The Lost Puzzler by Eyal Kless
eBook review copy; 528 pages
The Tarakan Chronicles
The Lost Puzzler by Eyal Klessis a highly recommended YA post-dystopian yarn which excels in world building.
Over a century has passed since the
Catastrophe that caused the fall of the Tarakan empire. Whatever caused
the disaster was, it left humans almost extinct, and changed. Survivors
have either returned to rural, agrarian, orthodox lifestyles or live in
destroyed cities full of warring guilds, and mercenaries, City people
live in slum-like environments while trying to adapt to using technology
they don't understand while scavenging for more old tech. The Guild of
Historians has sent a scribe out in search of the story of Rafik. Rafik
is a boy who was born marked and is one of a rare kind- a puzzler. A
puzzler is a person who is used as a key to open doors that can only be
accessed by quickly solving a puzzle.
The Lost Puzzler will hold your attention and is descriptive
and exciting without vividly describing the more gruesome aspects of the
grim under-belly that would certainly be present in this society.

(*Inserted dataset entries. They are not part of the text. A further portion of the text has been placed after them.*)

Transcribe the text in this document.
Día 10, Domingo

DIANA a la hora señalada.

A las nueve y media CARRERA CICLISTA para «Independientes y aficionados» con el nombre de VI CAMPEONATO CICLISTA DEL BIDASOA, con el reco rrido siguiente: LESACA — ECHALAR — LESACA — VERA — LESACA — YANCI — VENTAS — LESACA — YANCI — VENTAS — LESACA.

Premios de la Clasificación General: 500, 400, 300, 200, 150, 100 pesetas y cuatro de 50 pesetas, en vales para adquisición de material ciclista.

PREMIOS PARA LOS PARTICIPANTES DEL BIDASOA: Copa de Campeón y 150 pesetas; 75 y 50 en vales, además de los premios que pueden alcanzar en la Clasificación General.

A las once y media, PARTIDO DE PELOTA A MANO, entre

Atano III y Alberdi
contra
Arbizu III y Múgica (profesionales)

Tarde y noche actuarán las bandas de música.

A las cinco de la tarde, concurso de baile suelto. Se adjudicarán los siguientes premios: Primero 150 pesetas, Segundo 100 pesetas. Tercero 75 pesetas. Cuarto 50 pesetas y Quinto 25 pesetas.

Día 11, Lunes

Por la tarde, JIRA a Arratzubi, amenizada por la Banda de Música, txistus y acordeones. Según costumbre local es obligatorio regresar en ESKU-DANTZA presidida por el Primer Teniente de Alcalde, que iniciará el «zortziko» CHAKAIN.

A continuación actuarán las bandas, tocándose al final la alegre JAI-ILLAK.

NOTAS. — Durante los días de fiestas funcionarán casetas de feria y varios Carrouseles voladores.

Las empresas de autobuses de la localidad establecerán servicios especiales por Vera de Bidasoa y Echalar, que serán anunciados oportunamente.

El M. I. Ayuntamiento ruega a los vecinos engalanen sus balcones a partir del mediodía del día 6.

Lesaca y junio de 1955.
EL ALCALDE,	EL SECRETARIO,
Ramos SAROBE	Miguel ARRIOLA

Klessis provides plenty of details about the inner workings of the
current society, including depictions of the remains of tech and weapons
they use, but don't totally understand. This is a very different
civilization and Klessis does an excellent job creating a picture of
this world and how the current survivors are living in this world. The
care taken with this world building will pay off in future stories. The
characters are well-developed and fully fleshed out. They all have
distinct personalities, including strengths and weaknesses.

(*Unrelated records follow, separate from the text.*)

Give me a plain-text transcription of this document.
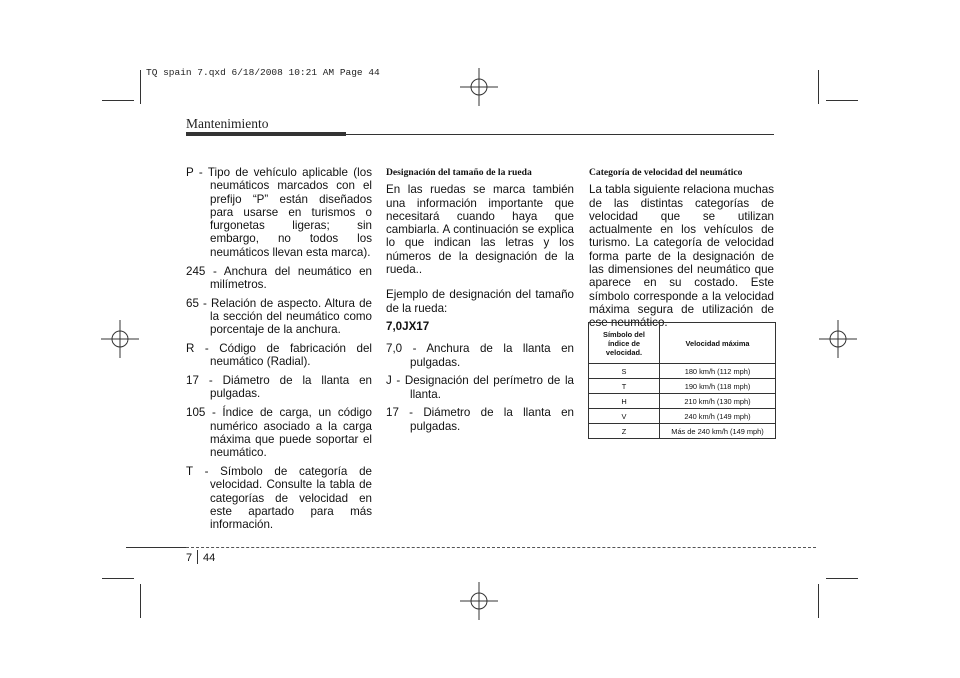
TQ spain 7.qxd 6/18/2008 10:21 AM Page 44
Mantenimiento

P - Tipo de vehículo aplicable (los neumáticos marcados con el prefijo “P” están diseñados para usarse en turismos o furgonetas ligeras; sin embargo, no todos los neumáticos llevan esta marca).

245 - Anchura del neumático en milímetros.

65 - Relación de aspecto. Altura de la sección del neumático como porcentaje de la anchura.

R - Código de fabricación del neumático (Radial).

17 - Diámetro de la llanta en pulgadas.

105 - Índice de carga, un código numérico asociado a la carga máxima que puede soportar el neumático.

T - Símbolo de categoría de velocidad. Consulte la tabla de categorías de velocidad en este apartado para más información.

Designación del tamaño de la rueda

En las ruedas se marca también una información importante que necesitará cuando haya que cambiarla. A continuación se explica lo que indican las letras y los números de la designación de la rueda..

Ejemplo de designación del tamaño de la rueda:

7,0JX17

7,0 - Anchura de la llanta en pulgadas.

J - Designación del perímetro de la llanta.

17 - Diámetro de la llanta en pulgadas.

Categoría de velocidad del neumático

La tabla siguiente relaciona muchas de las distintas categorías de velocidad que se utilizan actualmente en los vehículos de turismo. La categoría de velocidad forma parte de la designación de las dimensiones del neumático que aparece en su costado. Este símbolo corresponde a la velocidad máxima segura de utilización de ese neumático.

Símbolo del índice de velocidad.	Velocidad máxima
S	180 km/h (112 mph)
T	190 km/h (118 mph)
H	210 km/h (130 mph)
V	240 km/h (149 mph)
Z	Más de 240 km/h (149 mph)
7 44
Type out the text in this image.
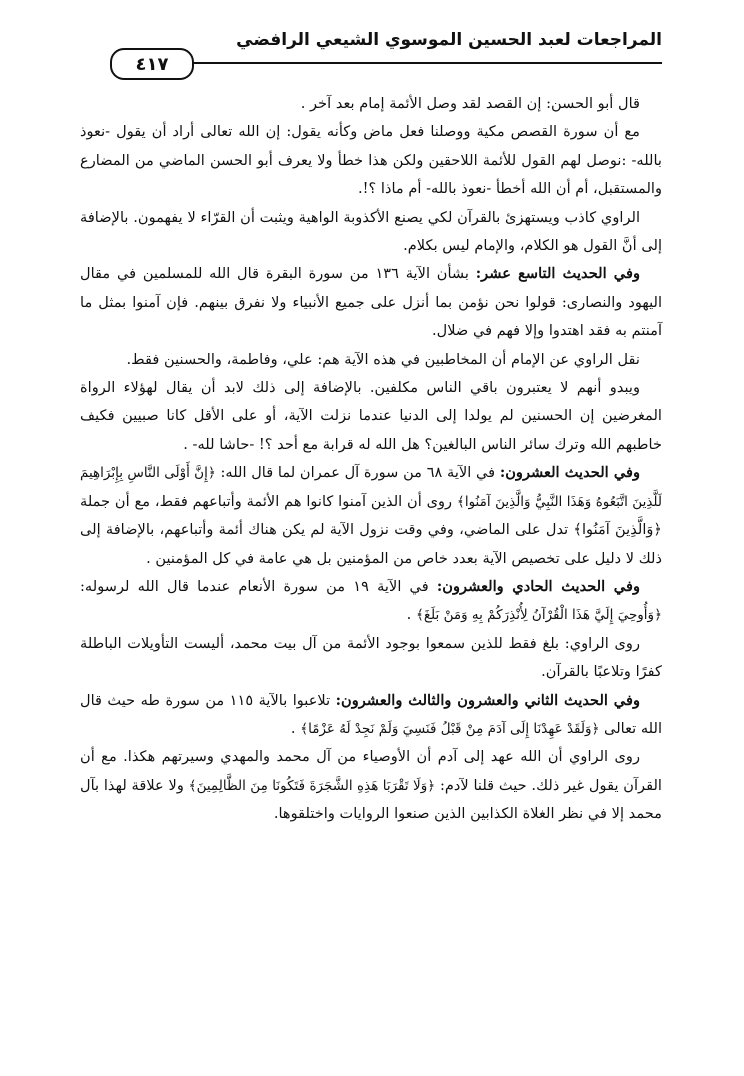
المراجعات لعبد الحسين الموسوي الشيعي الرافضي
٤١٧

قال أبو الحسن: إن القصد لقد وصل الأئمة إمام بعد آخر .

مع أن سورة القصص مكية ووصلنا فعل ماض وكأنه يقول: إن الله تعالى أراد أن يقول -نعوذ بالله- :نوصل لهم القول للأئمة اللاحقين ولكن هذا خطأ ولا يعرف أبو الحسن الماضي من المضارع والمستقبل، أم أن الله أخطأ -نعوذ بالله- أم ماذا ؟!.

الراوي كاذب ويستهزئ بالقرآن لكي يصنع الأكذوبة الواهية ويثبت أن القرّاء لا يفهمون. بالإضافة إلى أنَّ القول هو الكلام، والإمام ليس بكلام.

وفي الحديث التاسع عشر: بشأن الآية ١٣٦ من سورة البقرة قال الله للمسلمين في مقال اليهود والنصارى: قولوا نحن نؤمن بما أنزل على جميع الأنبياء ولا نفرق بينهم. فإن آمنوا بمثل ما آمنتم به فقد اهتدوا وإلا فهم في ضلال.

نقل الراوي عن الإمام أن المخاطبين في هذه الآية هم: علي، وفاطمة، والحسنين فقط.

ويبدو أنهم لا يعتبرون باقي الناس مكلفين. بالإضافة إلى ذلك لابد أن يقال لهؤلاء الرواة المغرضين إن الحسنين لم يولدا إلى الدنيا عندما نزلت الآية، أو على الأقل كانا صبيين فكيف خاطبهم الله وترك سائر الناس البالغين؟ هل الله له قرابة مع أحد ؟! -حاشا لله- .

وفي الحديث العشرون: في الآية ٦٨ من سورة آل عمران لما قال الله: ﴿إِنَّ أَوْلَى النَّاسِ بِإِبْرَاهِيمَ لَلَّذِينَ اتَّبَعُوهُ وَهَذَا النَّبِيُّ وَالَّذِينَ آمَنُوا﴾ روى أن الذين آمنوا كانوا هم الأئمة وأتباعهم فقط، مع أن جملة ﴿وَالَّذِينَ آمَنُوا﴾ تدل على الماضي، وفي وقت نزول الآية لم يكن هناك أئمة وأتباعهم، بالإضافة إلى ذلك لا دليل على تخصيص الآية بعدد خاص من المؤمنين بل هي عامة في كل المؤمنين .

وفي الحديث الحادي والعشرون: في الآية ١٩ من سورة الأنعام عندما قال الله لرسوله: ﴿وَأُوحِيَ إِلَيَّ هَذَا الْقُرْآنُ لِأُنْذِرَكُمْ بِهِ وَمَنْ بَلَغَ﴾ .

روى الراوي: بلغ فقط للذين سمعوا بوجود الأئمة من آل بيت محمد، أليست التأويلات الباطلة كفرًا وتلاعبًا بالقرآن.

وفي الحديث الثاني والعشرون والثالث والعشرون: تلاعبوا بالآية ١١٥ من سورة طه حيث قال الله تعالى ﴿وَلَقَدْ عَهِدْنَا إِلَى آدَمَ مِنْ قَبْلُ فَنَسِيَ وَلَمْ نَجِدْ لَهُ عَزْمًا﴾ .

روى الراوي أن الله عهد إلى آدم أن الأوصياء من آل محمد والمهدي وسيرتهم هكذا. مع أن القرآن يقول غير ذلك. حيث قلنا لآدم: ﴿وَلَا تَقْرَبَا هَذِهِ الشَّجَرَةَ فَتَكُونَا مِنَ الظَّالِمِينَ﴾ ولا علاقة لهذا بآل محمد إلا في نظر الغلاة الكذابين الذين صنعوا الروايات واختلقوها.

The main problem with The Lost Puzzler is its protracted length.
Several aspects of the search for Rafik and his backstory could have
been edited down. The narrative does begin to drag in the middle. This
is a debut novel and the length may be indicative of that as I am
guessing Klessis wanted to get as many of the descriptions, twists,
discoveries, fights, and people he could into this novel. In the end it
is a captivating and entertaining novel, albeit a bit over-long.
My review copy was courtesy of HarperCollins.